Restore the full SSTable backup to the new node's data directory:

# Restore from AxonOps backup
# See AxonOps documentation for specific restore commands
axonops-restore --target /var/lib/cassandra/data

Step 3: Start replacement node

sudo systemctl start cassandra

The node joins the ring with restored data.
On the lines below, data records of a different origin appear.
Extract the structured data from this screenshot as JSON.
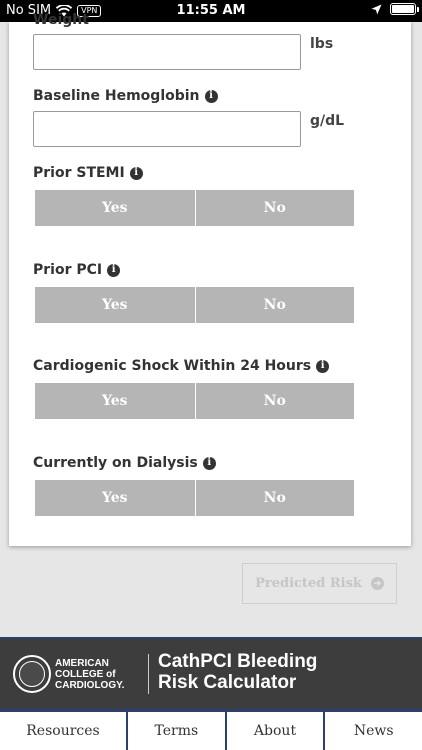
{
  "status_bar": {
    "carrier": "No SIM",
    "vpn": "VPN",
    "time": "11:55 AM",
    "battery_level": 1.0
  },
  "form": {
    "weight": {
      "label": "Weight",
      "value": "",
      "unit": "lbs"
    },
    "baseline_hemoglobin": {
      "label": "Baseline Hemoglobin",
      "value": "",
      "unit": "g/dL"
    },
    "prior_stemi": {
      "label": "Prior STEMI",
      "yes": "Yes",
      "no": "No"
    },
    "prior_pci": {
      "label": "Prior PCI",
      "yes": "Yes",
      "no": "No"
    },
    "cardiogenic_shock": {
      "label": "Cardiogenic Shock Within 24 Hours",
      "yes": "Yes",
      "no": "No"
    },
    "dialysis": {
      "label": "Currently on Dialysis",
      "yes": "Yes",
      "no": "No"
    },
    "info_glyph": "i"
  },
  "predicted_risk_label": "Predicted Risk",
  "banner": {
    "org_line1": "AMERICAN",
    "org_line2": "COLLEGE of",
    "org_line3": "CARDIOLOGY.",
    "title_line1": "CathPCI Bleeding",
    "title_line2": "Risk Calculator"
  },
  "tabs": [
    "Resources",
    "Terms",
    "About",
    "News"
  ],
  "colors": {
    "toggle_bg": "#b5b5b5",
    "banner_bg": "#3d3d3d",
    "tabbar_accent": "#2b3f70",
    "page_bg": "#e6e6e6"
  }
}
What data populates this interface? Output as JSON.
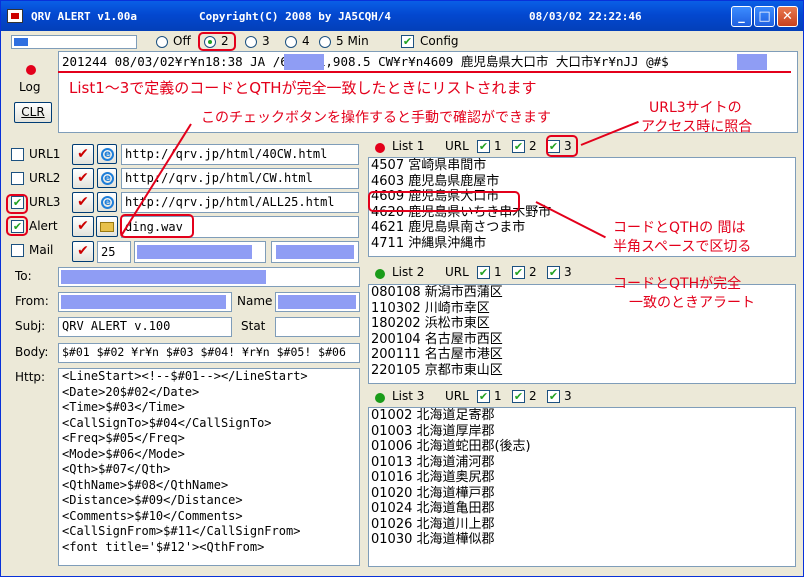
{
  "window": {
    "app_name": "QRV ALERT  v1.00a",
    "copyright": "Copyright(C) 2008 by JA5CQH/4",
    "datetime": "08/03/02 22:22:46",
    "min_icon": "minimize-icon",
    "max_icon": "maximize-icon",
    "close_icon": "close-icon"
  },
  "toolbar": {
    "progress_fraction": 0.12,
    "interval_options": [
      {
        "label": "Off",
        "selected": false
      },
      {
        "label": "2",
        "selected": true
      },
      {
        "label": "3",
        "selected": false
      },
      {
        "label": "4",
        "selected": false
      },
      {
        "label": "5 Min",
        "selected": false
      }
    ],
    "config_label": "Config",
    "config_checked": true
  },
  "log": {
    "label": "Log",
    "clr_label": "CLR",
    "line": "201244  08/03/02¥r¥n18:38  JA      /6¥r¥n1,908.5  CW¥r¥n4609  鹿児島県大口市   大口市¥r¥nJJ      @#$"
  },
  "urls": [
    {
      "label": "URL1",
      "checked": false,
      "value": "http://qrv.jp/html/40CW.html"
    },
    {
      "label": "URL2",
      "checked": false,
      "value": "http://qrv.jp/html/CW.html"
    },
    {
      "label": "URL3",
      "checked": true,
      "value": "http://qrv.jp/html/ALL25.html"
    }
  ],
  "alert": {
    "label": "Alert",
    "checked": true,
    "value": "ding.wav"
  },
  "mail": {
    "label": "Mail",
    "checked": false,
    "port": "25"
  },
  "fields": {
    "to_label": "To:",
    "from_label": "From:",
    "name_label": "Name",
    "subj_label": "Subj:",
    "subj_value": "QRV ALERT v.100",
    "stat_label": "Stat",
    "body_label": "Body:",
    "body_value": "$#01 $#02 ¥r¥n $#03 $#04! ¥r¥n $#05! $#06",
    "http_label": "Http:"
  },
  "http_lines": [
    "<LineStart><!--$#01--></LineStart>",
    "<Date>20$#02</Date>",
    "<Time>$#03</Time>",
    "<CallSignTo>$#04</CallSignTo>",
    "<Freq>$#05</Freq>",
    "<Mode>$#06</Mode>",
    "<Qth>$#07</Qth>",
    "<QthName>$#08</QthName>",
    "<Distance>$#09</Distance>",
    "<Comments>$#10</Comments>",
    "<CallSignFrom>$#11</CallSignFrom>",
    "<font title='$#12'><QthFrom>"
  ],
  "lists": [
    {
      "title": "List 1",
      "dot_color": "#e3001b",
      "url_label": "URL",
      "checks": [
        {
          "label": "1",
          "checked": true
        },
        {
          "label": "2",
          "checked": true
        },
        {
          "label": "3",
          "checked": true
        }
      ],
      "items": [
        "4507 宮崎県串間市",
        "4603 鹿児島県鹿屋市",
        "4609 鹿児島県大口市",
        "4620 鹿児島県いちき串木野市",
        "4621 鹿児島県南さつま市",
        "4711 沖縄県沖縄市"
      ]
    },
    {
      "title": "List 2",
      "dot_color": "#1a9c1a",
      "url_label": "URL",
      "checks": [
        {
          "label": "1",
          "checked": true
        },
        {
          "label": "2",
          "checked": true
        },
        {
          "label": "3",
          "checked": true
        }
      ],
      "items": [
        "080108 新潟市西蒲区",
        "110302 川崎市幸区",
        "180202 浜松市東区",
        "200104 名古屋市西区",
        "200111 名古屋市港区",
        "220105 京都市東山区"
      ]
    },
    {
      "title": "List 3",
      "dot_color": "#1a9c1a",
      "url_label": "URL",
      "checks": [
        {
          "label": "1",
          "checked": true
        },
        {
          "label": "2",
          "checked": true
        },
        {
          "label": "3",
          "checked": true
        }
      ],
      "items": [
        "01002 北海道足寄郡",
        "01003 北海道厚岸郡",
        "01006 北海道蛇田郡(後志)",
        "01013 北海道浦河郡",
        "01016 北海道奥尻郡",
        "01020 北海道樺戸郡",
        "01024 北海道亀田郡",
        "01026 北海道川上郡",
        "01030 北海道樺似郡"
      ]
    }
  ],
  "annotations": {
    "a1": "List1～3で定義のコードとQTHが完全一致したときにリストされます",
    "a2": "このチェックボタンを操作すると手動で確認ができます",
    "a3_line1": "URL3サイトの",
    "a3_line2": "アクセス時に照合",
    "a4_line1": "コードとQTHの 間は",
    "a4_line2": "半角スペースで区切る",
    "a5_line1": "コードとQTHが完全",
    "a5_line2": "一致のときアラート"
  },
  "colors": {
    "annotation": "#e3001b",
    "redacted": "#8f9df4"
  }
}
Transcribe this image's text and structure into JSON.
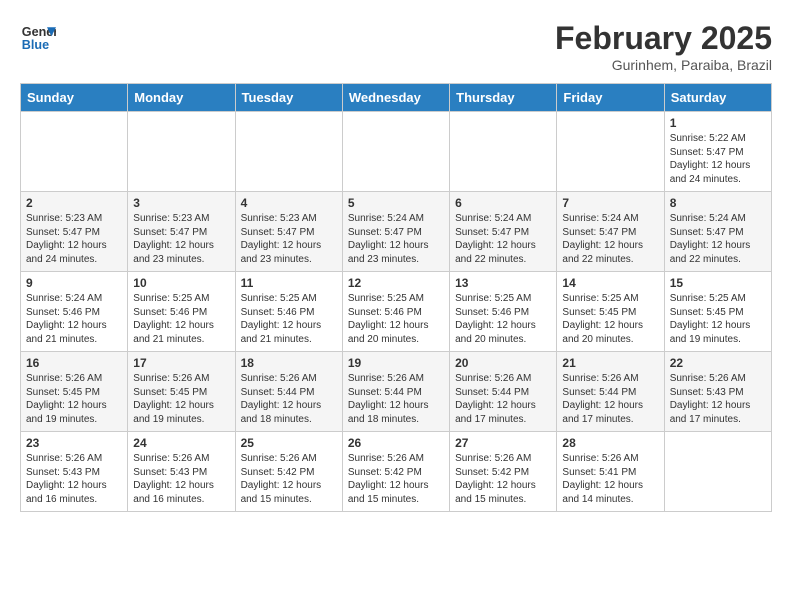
{
  "header": {
    "logo_general": "General",
    "logo_blue": "Blue",
    "month_title": "February 2025",
    "subtitle": "Gurinhem, Paraiba, Brazil"
  },
  "weekdays": [
    "Sunday",
    "Monday",
    "Tuesday",
    "Wednesday",
    "Thursday",
    "Friday",
    "Saturday"
  ],
  "weeks": [
    [
      {
        "day": "",
        "info": ""
      },
      {
        "day": "",
        "info": ""
      },
      {
        "day": "",
        "info": ""
      },
      {
        "day": "",
        "info": ""
      },
      {
        "day": "",
        "info": ""
      },
      {
        "day": "",
        "info": ""
      },
      {
        "day": "1",
        "info": "Sunrise: 5:22 AM\nSunset: 5:47 PM\nDaylight: 12 hours\nand 24 minutes."
      }
    ],
    [
      {
        "day": "2",
        "info": "Sunrise: 5:23 AM\nSunset: 5:47 PM\nDaylight: 12 hours\nand 24 minutes."
      },
      {
        "day": "3",
        "info": "Sunrise: 5:23 AM\nSunset: 5:47 PM\nDaylight: 12 hours\nand 23 minutes."
      },
      {
        "day": "4",
        "info": "Sunrise: 5:23 AM\nSunset: 5:47 PM\nDaylight: 12 hours\nand 23 minutes."
      },
      {
        "day": "5",
        "info": "Sunrise: 5:24 AM\nSunset: 5:47 PM\nDaylight: 12 hours\nand 23 minutes."
      },
      {
        "day": "6",
        "info": "Sunrise: 5:24 AM\nSunset: 5:47 PM\nDaylight: 12 hours\nand 22 minutes."
      },
      {
        "day": "7",
        "info": "Sunrise: 5:24 AM\nSunset: 5:47 PM\nDaylight: 12 hours\nand 22 minutes."
      },
      {
        "day": "8",
        "info": "Sunrise: 5:24 AM\nSunset: 5:47 PM\nDaylight: 12 hours\nand 22 minutes."
      }
    ],
    [
      {
        "day": "9",
        "info": "Sunrise: 5:24 AM\nSunset: 5:46 PM\nDaylight: 12 hours\nand 21 minutes."
      },
      {
        "day": "10",
        "info": "Sunrise: 5:25 AM\nSunset: 5:46 PM\nDaylight: 12 hours\nand 21 minutes."
      },
      {
        "day": "11",
        "info": "Sunrise: 5:25 AM\nSunset: 5:46 PM\nDaylight: 12 hours\nand 21 minutes."
      },
      {
        "day": "12",
        "info": "Sunrise: 5:25 AM\nSunset: 5:46 PM\nDaylight: 12 hours\nand 20 minutes."
      },
      {
        "day": "13",
        "info": "Sunrise: 5:25 AM\nSunset: 5:46 PM\nDaylight: 12 hours\nand 20 minutes."
      },
      {
        "day": "14",
        "info": "Sunrise: 5:25 AM\nSunset: 5:45 PM\nDaylight: 12 hours\nand 20 minutes."
      },
      {
        "day": "15",
        "info": "Sunrise: 5:25 AM\nSunset: 5:45 PM\nDaylight: 12 hours\nand 19 minutes."
      }
    ],
    [
      {
        "day": "16",
        "info": "Sunrise: 5:26 AM\nSunset: 5:45 PM\nDaylight: 12 hours\nand 19 minutes."
      },
      {
        "day": "17",
        "info": "Sunrise: 5:26 AM\nSunset: 5:45 PM\nDaylight: 12 hours\nand 19 minutes."
      },
      {
        "day": "18",
        "info": "Sunrise: 5:26 AM\nSunset: 5:44 PM\nDaylight: 12 hours\nand 18 minutes."
      },
      {
        "day": "19",
        "info": "Sunrise: 5:26 AM\nSunset: 5:44 PM\nDaylight: 12 hours\nand 18 minutes."
      },
      {
        "day": "20",
        "info": "Sunrise: 5:26 AM\nSunset: 5:44 PM\nDaylight: 12 hours\nand 17 minutes."
      },
      {
        "day": "21",
        "info": "Sunrise: 5:26 AM\nSunset: 5:44 PM\nDaylight: 12 hours\nand 17 minutes."
      },
      {
        "day": "22",
        "info": "Sunrise: 5:26 AM\nSunset: 5:43 PM\nDaylight: 12 hours\nand 17 minutes."
      }
    ],
    [
      {
        "day": "23",
        "info": "Sunrise: 5:26 AM\nSunset: 5:43 PM\nDaylight: 12 hours\nand 16 minutes."
      },
      {
        "day": "24",
        "info": "Sunrise: 5:26 AM\nSunset: 5:43 PM\nDaylight: 12 hours\nand 16 minutes."
      },
      {
        "day": "25",
        "info": "Sunrise: 5:26 AM\nSunset: 5:42 PM\nDaylight: 12 hours\nand 15 minutes."
      },
      {
        "day": "26",
        "info": "Sunrise: 5:26 AM\nSunset: 5:42 PM\nDaylight: 12 hours\nand 15 minutes."
      },
      {
        "day": "27",
        "info": "Sunrise: 5:26 AM\nSunset: 5:42 PM\nDaylight: 12 hours\nand 15 minutes."
      },
      {
        "day": "28",
        "info": "Sunrise: 5:26 AM\nSunset: 5:41 PM\nDaylight: 12 hours\nand 14 minutes."
      },
      {
        "day": "",
        "info": ""
      }
    ]
  ]
}
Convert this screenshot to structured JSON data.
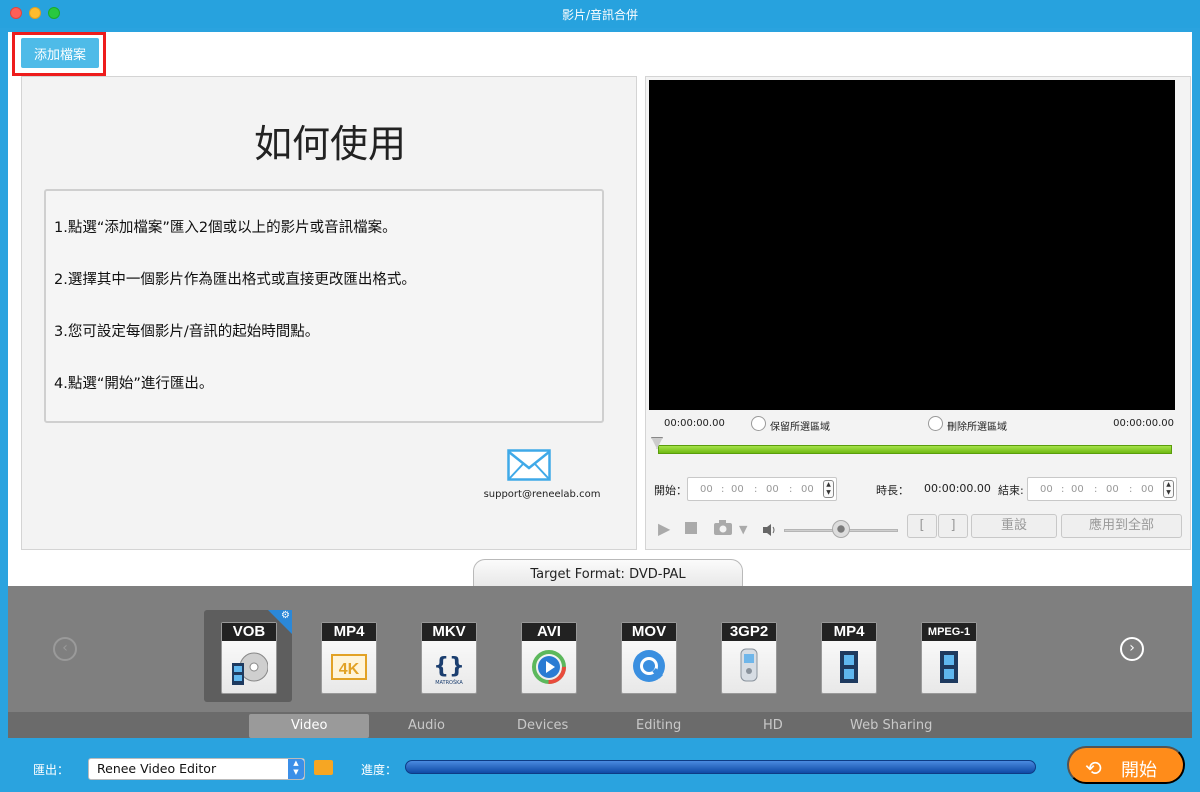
{
  "window": {
    "title": "影片/音訊合併"
  },
  "toolbar": {
    "add_file_label": "添加檔案"
  },
  "howto": {
    "title": "如何使用",
    "steps": [
      "1.點選“添加檔案”匯入2個或以上的影片或音訊檔案。",
      "2.選擇其中一個影片作為匯出格式或直接更改匯出格式。",
      "3.您可設定每個影片/音訊的起始時間點。",
      "4.點選“開始”進行匯出。"
    ],
    "support_email": "support@reneelab.com"
  },
  "player": {
    "time_start": "00:00:00.00",
    "time_end": "00:00:00.00",
    "keep_selected_label": "保留所選區域",
    "delete_selected_label": "刪除所選區域",
    "start_label": "開始：",
    "duration_label": "時長：",
    "duration_value": "00:00:00.00",
    "end_label": "結束:",
    "time_fields": [
      "00",
      "00",
      "00",
      "00"
    ],
    "bracket_open": "[",
    "bracket_close": "]",
    "reset_label": "重設",
    "apply_all_label": "應用到全部"
  },
  "target_format": {
    "label": "Target Format: DVD-PAL"
  },
  "formats": [
    {
      "name": "VOB",
      "selected": true,
      "icon": "dvd-disc-icon"
    },
    {
      "name": "MP4",
      "selected": false,
      "icon": "4k-icon"
    },
    {
      "name": "MKV",
      "selected": false,
      "icon": "matroska-icon",
      "sub": "MATROŠKA"
    },
    {
      "name": "AVI",
      "selected": false,
      "icon": "media-player-icon"
    },
    {
      "name": "MOV",
      "selected": false,
      "icon": "quicktime-icon"
    },
    {
      "name": "3GP2",
      "selected": false,
      "icon": "phone-icon"
    },
    {
      "name": "MP4",
      "selected": false,
      "icon": "film-icon"
    },
    {
      "name": "MPEG-1",
      "selected": false,
      "icon": "film-icon"
    }
  ],
  "categories": [
    {
      "label": "Video",
      "active": true
    },
    {
      "label": "Audio",
      "active": false
    },
    {
      "label": "Devices",
      "active": false
    },
    {
      "label": "Editing",
      "active": false
    },
    {
      "label": "HD",
      "active": false
    },
    {
      "label": "Web Sharing",
      "active": false
    }
  ],
  "bottom": {
    "export_label": "匯出：",
    "export_value": "Renee Video Editor",
    "progress_label": "進度：",
    "progress_value": 0,
    "start_button_label": "開始"
  },
  "colors": {
    "accent": "#2aa3df",
    "start_button": "#ff8c1a",
    "timeline": "#8bd12e"
  }
}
If the backup is recent, minimal streaming occurs.

Hint-Based Recovery

If the replacement occurs within the hint window (default 3 hours), hints stored on other nodes are delivered to the replacement node:

  • Other nodes retain hints for the dead node during the outage
  • When the replacement joins, hints are replayed automatically
  • Data written during the outage is recovered via hints

Required: Run Full Repair

After backup restore, a full repair must run to recover data not captured in the backup:

nodetool repair -full

Data requiring repair:

Data Type Why Repair is Needed
Commitlog batch window Up to 10 seconds of acknowledged writes not yet synced (commitlog_sync_period_in_ms)
Memtable data Unflushed data at backup time
Writes after backup Data written between backup and failure
Sudden node loss No clean shutdown to flush memtables

Commitlog Sync Window

By default, Cassandra syncs commitlogs every 10 seconds (commitlog_sync_period_in_ms: 10000). Even with a clean shutdown, writes acknowledged within this window may not be persisted. This data must be recovered from replicas via repair.

Repair is Mandatory

Skipping repair after backup restore leaves the node with stale data. The node serves reads but may return outdated values for data written after the backup.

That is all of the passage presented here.